Il primo esperimento era stato fatto a Cuba negli anni ’60. Non riuscendo la "Potente Armata Americana" a sconfiggere Castro con lo sbarco armato, ricacciato in mare dai Barbudos di Fidel, si è passati, negli anni della cosiddetta Guerra Fredda, all’attacco capitalista contro le finanze degli Stati più poveri.

Qui c’è subito da fare una precisazione: per stato povero che si intende? Diciamo ad esempio il Brasile. Ma il Brasile in termini di "possesso" di materie prime come gomma, legno, diamanti ed altri minerali, risorse idroelettriche, ecc.., sarebbe, sottolineo sarebbe, un colosso dell’economia mondiale. Sarebbe... ma il Brasile, come tutti i paesi del Terzo Mondo, ha un debito estero (dicasi Stati Uniti ed Europa) spaventoso e che devasta il bilancio interno poichè con un’inflazione a diverse decine di percentuale ed una ricchezza concentrata nelle mani di una strettissima minoranza è evidente che non ha le risorse necessarie per costruire una società dignitosa con scuole, ospedali e città che non siano favelas dove i bambini vivono in mezzo alle fogne e sono oggetto di violenze tanto inaudite che la nostra pedofilia sembra la tombolata in famiglia a Natale.
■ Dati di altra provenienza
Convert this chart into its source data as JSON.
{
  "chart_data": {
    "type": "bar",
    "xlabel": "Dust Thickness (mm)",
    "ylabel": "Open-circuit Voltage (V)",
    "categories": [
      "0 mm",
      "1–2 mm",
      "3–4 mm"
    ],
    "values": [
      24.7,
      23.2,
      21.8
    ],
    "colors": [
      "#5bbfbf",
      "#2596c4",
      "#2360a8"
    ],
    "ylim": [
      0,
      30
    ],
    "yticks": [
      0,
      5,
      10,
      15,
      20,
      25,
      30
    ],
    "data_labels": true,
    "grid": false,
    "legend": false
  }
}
Intanto per un morto di fame dell’Amazzonia una Coca Cola costa l’equivalente di una giornata di lavoro passata a raccogliere resina di gomma per farne una palla che al produttore viene pagata la centesima parte di quello che rende. Così per vivere il nostro "pezzente" brasiliano aumenta la produzione di resina e per fare questo deve ammazzare qualche migliaio di alberi in più: ma a queste condizioni, o lui o loro (gli alberi!) c’è poco da scegliere!

Direte ma che c’entriamo noi con il brasiliano? Presto detto. Quando i nostri capitalisti avevano interesse a produrre i loro prodotti di massa per il mercato interno hanno preso i soldi dello Stato e ha deportati i terroni al Nord come dei "luridi albanesi", oggi che ha interesse a sfruttare gli affamati ex comunisti dell’est europeo (ricordarsi Cuba!) brindano con Berlusconi, licenziano gli operai italiani e aprono le fabbriche in Romania. Finchè dura, poi toccherà anche ai rumeni.

Che dite ci andiamo a Genova il 21 luglio?